Gli anziani che arrivano nelle strutture residenziali, infatti, sono sempre più persone anziane sole o con una rete familiare molto debole che necessitano di sostegno sociale, di un aiuto nelle autonomie nella vita quotidiana e/o di una protezione abitativa, a dimostrazione del vulnus del nostro sistema sociale che ancora stenta a garantire la diffusione di servizi di vita indipendente o assistita, così come prevede la legislazione europea».

E poi c’è la non autosufficienza che, come evidenziato da Giulio, riguarda tutti, anziani e non. Su tale tema manca ancora una definizione e regolamentazione univoca e armonica che consenta una presa in carico globale della persona. Si tratta di una consistente criticità che a livello nazionale, finalmente, grazie anche all’intensa battaglia del sindacato dei pensionati, può trovare soluzione mediante una legge-quadro, già peraltro incardinata in Parlamento.

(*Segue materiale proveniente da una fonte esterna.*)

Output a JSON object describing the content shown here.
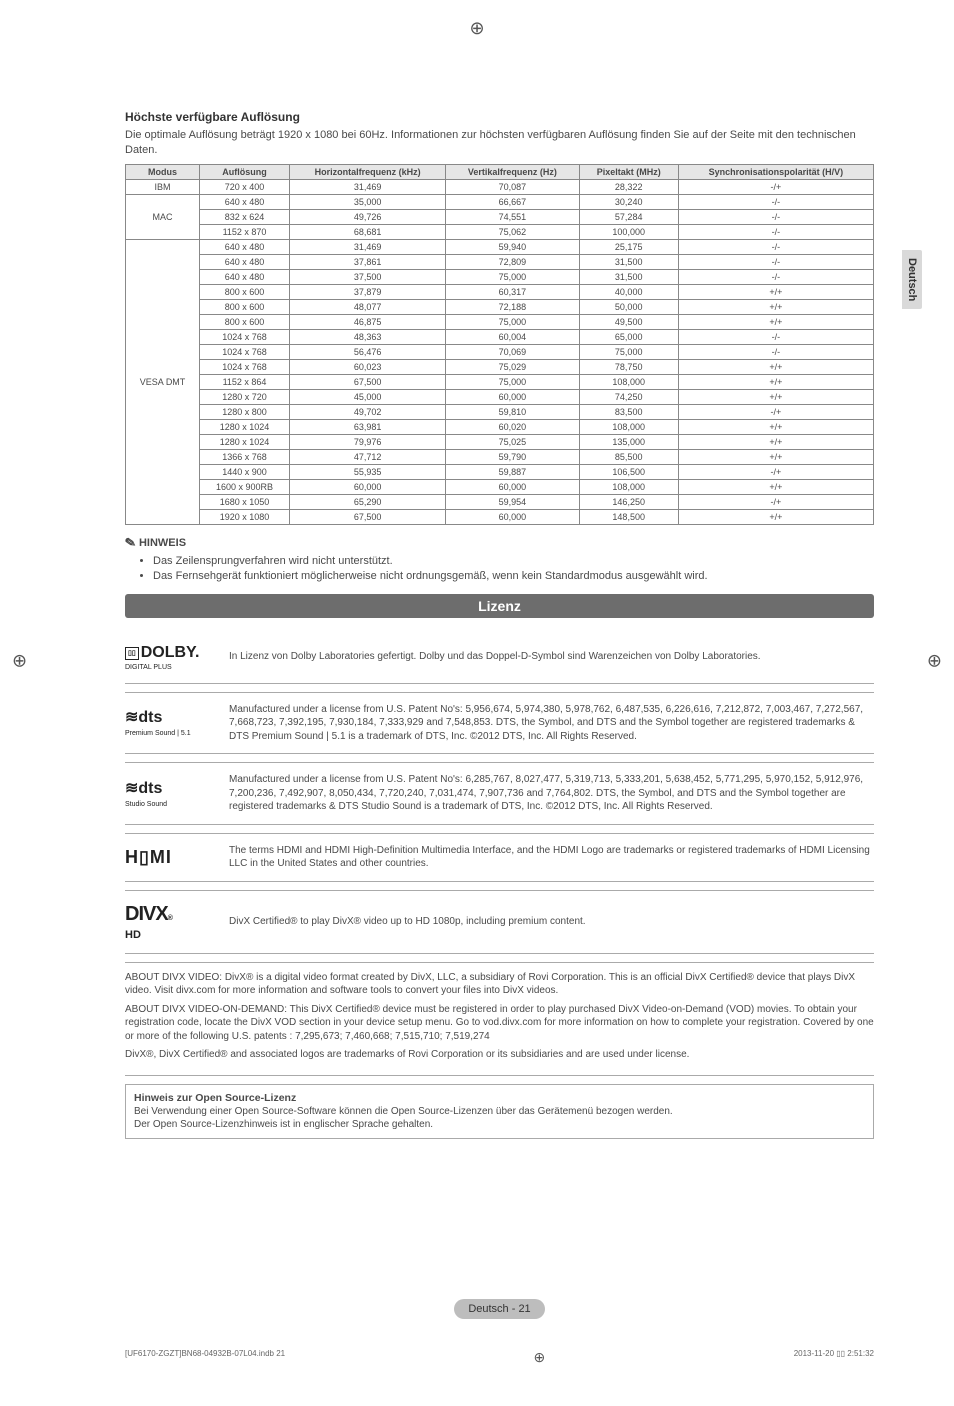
{
  "sideTab": "Deutsch",
  "heading": "Höchste verfügbare Auflösung",
  "intro": "Die optimale Auflösung beträgt 1920 x 1080 bei 60Hz. Informationen zur höchsten verfügbaren Auflösung finden Sie auf der Seite mit den technischen Daten.",
  "table": {
    "headers": [
      "Modus",
      "Auflösung",
      "Horizontalfrequenz (kHz)",
      "Vertikalfrequenz (Hz)",
      "Pixeltakt (MHz)",
      "Synchronisationspolarität (H/V)"
    ],
    "groups": [
      {
        "mode": "IBM",
        "rows": [
          [
            "720 x 400",
            "31,469",
            "70,087",
            "28,322",
            "-/+"
          ]
        ]
      },
      {
        "mode": "MAC",
        "rows": [
          [
            "640 x 480",
            "35,000",
            "66,667",
            "30,240",
            "-/-"
          ],
          [
            "832 x 624",
            "49,726",
            "74,551",
            "57,284",
            "-/-"
          ],
          [
            "1152 x 870",
            "68,681",
            "75,062",
            "100,000",
            "-/-"
          ]
        ]
      },
      {
        "mode": "VESA DMT",
        "rows": [
          [
            "640 x 480",
            "31,469",
            "59,940",
            "25,175",
            "-/-"
          ],
          [
            "640 x 480",
            "37,861",
            "72,809",
            "31,500",
            "-/-"
          ],
          [
            "640 x 480",
            "37,500",
            "75,000",
            "31,500",
            "-/-"
          ],
          [
            "800 x 600",
            "37,879",
            "60,317",
            "40,000",
            "+/+"
          ],
          [
            "800 x 600",
            "48,077",
            "72,188",
            "50,000",
            "+/+"
          ],
          [
            "800 x 600",
            "46,875",
            "75,000",
            "49,500",
            "+/+"
          ],
          [
            "1024 x 768",
            "48,363",
            "60,004",
            "65,000",
            "-/-"
          ],
          [
            "1024 x 768",
            "56,476",
            "70,069",
            "75,000",
            "-/-"
          ],
          [
            "1024 x 768",
            "60,023",
            "75,029",
            "78,750",
            "+/+"
          ],
          [
            "1152 x 864",
            "67,500",
            "75,000",
            "108,000",
            "+/+"
          ],
          [
            "1280 x 720",
            "45,000",
            "60,000",
            "74,250",
            "+/+"
          ],
          [
            "1280 x 800",
            "49,702",
            "59,810",
            "83,500",
            "-/+"
          ],
          [
            "1280 x 1024",
            "63,981",
            "60,020",
            "108,000",
            "+/+"
          ],
          [
            "1280 x 1024",
            "79,976",
            "75,025",
            "135,000",
            "+/+"
          ],
          [
            "1366 x 768",
            "47,712",
            "59,790",
            "85,500",
            "+/+"
          ],
          [
            "1440 x 900",
            "55,935",
            "59,887",
            "106,500",
            "-/+"
          ],
          [
            "1600 x 900RB",
            "60,000",
            "60,000",
            "108,000",
            "+/+"
          ],
          [
            "1680 x 1050",
            "65,290",
            "59,954",
            "146,250",
            "-/+"
          ],
          [
            "1920 x 1080",
            "67,500",
            "60,000",
            "148,500",
            "+/+"
          ]
        ]
      }
    ]
  },
  "noteLabel": "HINWEIS",
  "notes": [
    "Das Zeilensprungverfahren wird nicht unterstützt.",
    "Das Fernsehgerät funktioniert möglicherweise nicht ordnungsgemäß, wenn kein Standardmodus ausgewählt wird."
  ],
  "banner": "Lizenz",
  "licenses": [
    {
      "logoMain": "DOLBY.",
      "logoSub": "DIGITAL PLUS",
      "logoBox": "▯▯",
      "text": "In Lizenz von Dolby Laboratories gefertigt. Dolby und das Doppel-D-Symbol sind Warenzeichen von Dolby Laboratories."
    },
    {
      "logoMain": "dts",
      "logoSub": "Premium Sound | 5.1",
      "logoPrefix": "≋",
      "text": "Manufactured under a license from U.S. Patent No's: 5,956,674, 5,974,380, 5,978,762, 6,487,535, 6,226,616, 7,212,872, 7,003,467, 7,272,567, 7,668,723, 7,392,195, 7,930,184, 7,333,929 and 7,548,853. DTS, the Symbol, and DTS and the Symbol together are registered trademarks & DTS Premium Sound | 5.1 is a trademark of DTS, Inc. ©2012 DTS, Inc. All Rights Reserved."
    },
    {
      "logoMain": "dts",
      "logoSub": "Studio Sound",
      "logoPrefix": "≋",
      "text": "Manufactured under a license from U.S. Patent No's: 6,285,767, 8,027,477, 5,319,713, 5,333,201, 5,638,452, 5,771,295, 5,970,152, 5,912,976, 7,200,236, 7,492,907, 8,050,434, 7,720,240, 7,031,474, 7,907,736 and 7,764,802. DTS, the Symbol, and DTS and the Symbol together are registered trademarks & DTS Studio Sound is a trademark of DTS, Inc. ©2012 DTS, Inc. All Rights Reserved."
    },
    {
      "logoMain": "HDMI",
      "logoStyle": "hdmi",
      "text": "The terms HDMI and HDMI High-Definition Multimedia Interface, and the HDMI Logo are trademarks or registered trademarks of HDMI Licensing LLC in the United States and other countries."
    },
    {
      "logoMain": "DIVX",
      "logoSub": "HD",
      "logoStyle": "divx",
      "text": "DivX Certified® to play DivX® video up to HD 1080p, including premium content."
    }
  ],
  "about": [
    "ABOUT DIVX VIDEO: DivX® is a digital video format created by DivX, LLC, a subsidiary of Rovi Corporation. This is an official DivX Certified® device that plays DivX video. Visit divx.com for more information and software tools to convert your files into DivX videos.",
    "ABOUT DIVX VIDEO-ON-DEMAND: This DivX Certified® device must be registered in order to play purchased DivX Video-on-Demand (VOD) movies. To obtain your registration code, locate the DivX VOD section in your device setup menu. Go to vod.divx.com for more information on how to complete your registration. Covered by one or more of the following U.S. patents : 7,295,673; 7,460,668; 7,515,710; 7,519,274",
    "DivX®, DivX Certified® and associated logos are trademarks of Rovi Corporation or its subsidiaries and are used under license."
  ],
  "os": {
    "title": "Hinweis zur Open Source-Lizenz",
    "lines": [
      "Bei Verwendung einer Open Source-Software können die Open Source-Lizenzen über das Gerätemenü bezogen werden.",
      "Der Open Source-Lizenzhinweis ist in englischer Sprache gehalten."
    ]
  },
  "footerBadge": "Deutsch - 21",
  "bottomLeft": "[UF6170-ZGZT]BN68-04932B-07L04.indb   21",
  "bottomRight": "2013-11-20   ▯▯ 2:51:32"
}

Sul versante della legge 328/2000, Cisl e Fnp catanesi hanno auspicato, ancora una volta, l’uniformazione dei servizi prestati dai nove distretti socio-sanitari catanesi. «Troppe disparità di trattamento da un distretto all’altro – hanno denunciato – per prestazioni fornite a macchia di leopardo. Giova ricordare che i distretti oggi con la nuova riforma sono diventati soggetti giuridici e, come tali, assumono gli obblighi derivanti dalla loro funzione. Soggetti fragili, come gli anziani, che non siano soddisfatti dei servizi forniti o se ne vedano privati possono rivalersi».

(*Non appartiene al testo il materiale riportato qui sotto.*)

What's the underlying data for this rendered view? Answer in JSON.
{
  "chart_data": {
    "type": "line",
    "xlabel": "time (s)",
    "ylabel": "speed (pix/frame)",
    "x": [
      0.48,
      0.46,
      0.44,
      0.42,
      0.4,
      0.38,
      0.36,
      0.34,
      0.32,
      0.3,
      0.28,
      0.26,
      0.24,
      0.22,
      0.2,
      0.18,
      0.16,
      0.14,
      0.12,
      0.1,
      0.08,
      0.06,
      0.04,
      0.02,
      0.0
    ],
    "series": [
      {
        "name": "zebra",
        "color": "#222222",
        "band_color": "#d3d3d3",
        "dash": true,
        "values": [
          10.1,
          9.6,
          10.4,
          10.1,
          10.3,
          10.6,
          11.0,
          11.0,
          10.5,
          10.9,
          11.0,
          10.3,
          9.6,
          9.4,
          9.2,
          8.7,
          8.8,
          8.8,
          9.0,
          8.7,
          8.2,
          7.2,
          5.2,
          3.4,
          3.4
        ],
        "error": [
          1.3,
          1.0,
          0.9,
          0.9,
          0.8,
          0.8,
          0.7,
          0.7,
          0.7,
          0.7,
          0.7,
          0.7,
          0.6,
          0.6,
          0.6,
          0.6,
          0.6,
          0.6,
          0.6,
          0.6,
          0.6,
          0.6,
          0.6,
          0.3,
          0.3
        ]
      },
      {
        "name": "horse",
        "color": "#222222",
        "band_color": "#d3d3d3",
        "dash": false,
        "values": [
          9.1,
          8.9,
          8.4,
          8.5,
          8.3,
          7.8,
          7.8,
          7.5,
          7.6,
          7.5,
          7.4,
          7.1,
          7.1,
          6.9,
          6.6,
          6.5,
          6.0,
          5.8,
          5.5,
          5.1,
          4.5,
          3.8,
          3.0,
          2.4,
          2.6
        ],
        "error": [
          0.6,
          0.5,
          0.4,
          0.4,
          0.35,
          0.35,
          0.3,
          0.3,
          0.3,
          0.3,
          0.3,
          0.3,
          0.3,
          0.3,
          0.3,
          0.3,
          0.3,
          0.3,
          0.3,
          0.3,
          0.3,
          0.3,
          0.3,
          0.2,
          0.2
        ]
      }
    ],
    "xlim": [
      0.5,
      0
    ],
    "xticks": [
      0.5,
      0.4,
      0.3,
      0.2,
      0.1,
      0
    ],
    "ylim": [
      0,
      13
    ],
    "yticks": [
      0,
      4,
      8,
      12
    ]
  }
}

Attanasio, Anello e Giulio hanno infine sollevato la questione delle tariffe dell’elettricità, destinate a un cospicuo aumento, come annunciato dal governo. «Sarebbe auspicabile – hanno sottolineato – che venisse varato un provvedimento analogo a quanto fatto in Spagna, o comunque sulla componente fiscale pagata dai consumatori del mercato tutelato, come le famiglie, tra cui molti anziani monoreddito.

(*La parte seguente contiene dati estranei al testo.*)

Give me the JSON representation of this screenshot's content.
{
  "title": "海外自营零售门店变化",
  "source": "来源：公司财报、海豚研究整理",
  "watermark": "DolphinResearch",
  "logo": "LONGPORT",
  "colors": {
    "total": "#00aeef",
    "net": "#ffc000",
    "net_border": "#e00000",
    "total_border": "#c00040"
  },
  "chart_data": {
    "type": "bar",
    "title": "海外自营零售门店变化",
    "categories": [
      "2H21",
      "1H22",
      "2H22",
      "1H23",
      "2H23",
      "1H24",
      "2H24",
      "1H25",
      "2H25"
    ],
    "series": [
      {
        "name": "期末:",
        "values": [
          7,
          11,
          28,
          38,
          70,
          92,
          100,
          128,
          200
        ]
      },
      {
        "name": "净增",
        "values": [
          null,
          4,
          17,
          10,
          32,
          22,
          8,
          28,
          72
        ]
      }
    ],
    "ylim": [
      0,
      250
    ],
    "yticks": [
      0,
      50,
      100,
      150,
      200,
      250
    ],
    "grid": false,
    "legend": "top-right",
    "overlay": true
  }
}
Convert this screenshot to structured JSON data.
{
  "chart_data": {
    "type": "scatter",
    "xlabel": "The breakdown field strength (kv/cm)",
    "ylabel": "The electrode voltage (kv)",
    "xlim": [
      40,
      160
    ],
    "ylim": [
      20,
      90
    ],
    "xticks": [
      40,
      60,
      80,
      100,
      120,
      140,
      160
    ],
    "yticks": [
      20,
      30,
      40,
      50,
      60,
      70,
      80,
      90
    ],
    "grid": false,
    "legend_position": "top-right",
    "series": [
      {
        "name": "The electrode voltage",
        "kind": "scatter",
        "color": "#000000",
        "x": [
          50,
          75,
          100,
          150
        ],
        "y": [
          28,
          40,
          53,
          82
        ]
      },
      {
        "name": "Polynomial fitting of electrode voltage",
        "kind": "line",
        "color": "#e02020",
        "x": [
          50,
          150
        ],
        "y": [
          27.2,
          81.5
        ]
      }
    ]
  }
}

«Non vorremmo – hanno aggiunto i tre segretari – che, anche in ambito locale, su tale fronte si combatta una battaglia meramente elettoralistica. Ecco perché sollecitiamo, semmai, le amministrazioni comunali e i propri servizi sociali a rivedere i propri regolamenti, per garantire gli indigenti tra le varie misure, ponendo attenzione soprattutto su coloro che hanno redditi sotto o eguale la soglia di povertà, garantendo dignità e sopravvivenza».